An Fe(III)-covalent organic framework (COF)-sorafenib nanoplatform induces chemo-ferroptosis for enhanced hepatocellular carcinoma immunotherapy.

Chemoresistance remains a tremendous challenge in the clinical treatment of hepatocellular carcinoma (HCC). However, the induction of ferroptosis, a form of regulated cell death, could overcome chemoresistance and improve treatment outcomes for HCC patients. In this study, we constructed a covalent organic framework (COF)-based nanoplatform (SRF@Fe(III)-COF) that combines ferroptosis induction and chemotherapy for dual-mode HCC treatment. The peroxidase- and glutathione oxidase-like activities of the nanoplatform are mediated by ferric (Fe(III)) ions, which act as excellent ferroptosis executors, and the encapsulated sorafenib (SRF) can attenuate tumor cell resistance to ferroptosis, effectively facilitating chemo-ferroptosis. Furthermore, SRF@Fe(III)-COF was found to trigger immunogenic cell death and stimulate a pronounced immune response by inducing robust ferroptosis.
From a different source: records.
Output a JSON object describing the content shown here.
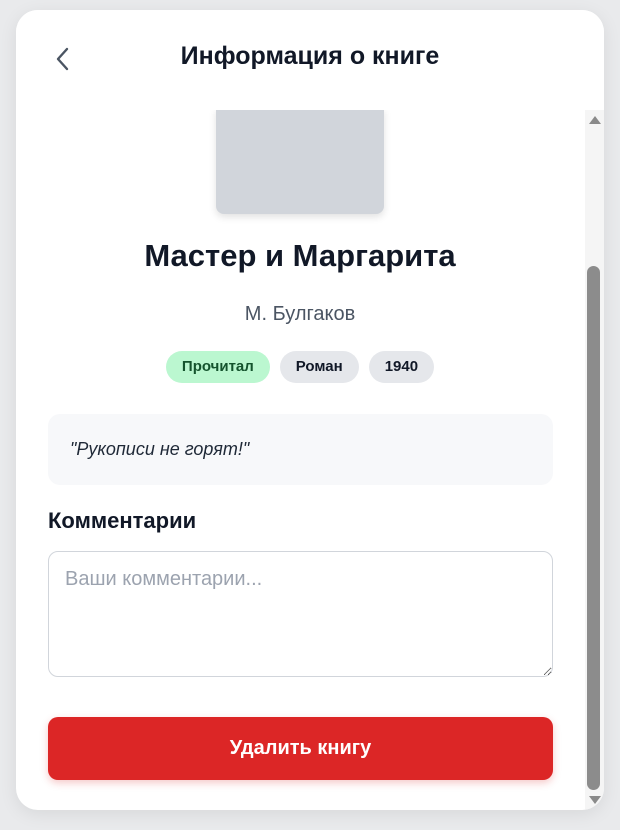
{
  "header": {
    "title": "Информация о книге",
    "back_icon": "chevron-left-icon"
  },
  "book": {
    "title": "Мастер и Маргарита",
    "author": "М. Булгаков",
    "tags": [
      {
        "label": "Прочитал",
        "kind": "status",
        "color": "#bbf7d0"
      },
      {
        "label": "Роман",
        "kind": "genre",
        "color": "#e5e7eb"
      },
      {
        "label": "1940",
        "kind": "year",
        "color": "#e5e7eb"
      }
    ],
    "quote": "\"Рукописи не горят!\""
  },
  "comments": {
    "section_title": "Комментарии",
    "placeholder": "Ваши комментарии...",
    "value": ""
  },
  "actions": {
    "delete_label": "Удалить книгу",
    "delete_color": "#dc2626"
  },
  "colors": {
    "accent_danger": "#dc2626",
    "status_green": "#bbf7d0",
    "cover_placeholder": "#d1d5db"
  }
}
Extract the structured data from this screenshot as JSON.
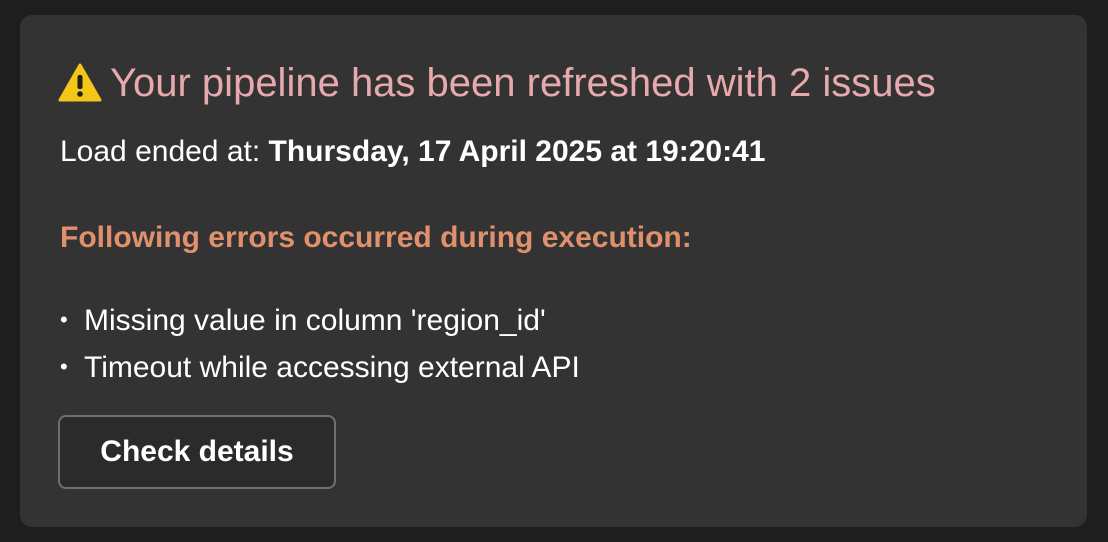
{
  "notification": {
    "warning_icon": "warning-icon",
    "title": "Your pipeline has been refreshed with 2 issues",
    "load_label": "Load ended at:",
    "load_value": "Thursday, 17 April 2025 at 19:20:41",
    "errors_heading": "Following errors occurred during execution:",
    "bullet": "•",
    "errors": [
      "Missing value in column 'region_id'",
      "Timeout while accessing external API"
    ],
    "button_label": "Check details"
  },
  "colors": {
    "background": "#1e1e1e",
    "card": "#333333",
    "title": "#e8a9ad",
    "errors_heading": "#e0906c",
    "warning_icon": "#f5c518",
    "button_border": "#6f6f6f"
  }
}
SRF@Fe(III)-COF synergized with programmed death receptor-1 (PD-1) immune checkpoint blockade to effectively restrict the growth of primary and distal H22 tumors by recruiting tumor-infiltrating lymphocytes and establishing systemic immune memory. Overall, our study revealed that the combination of a chemotherapeutic agent with a ferroptosis inducer is a promising approach for improving HCC immunotherapy.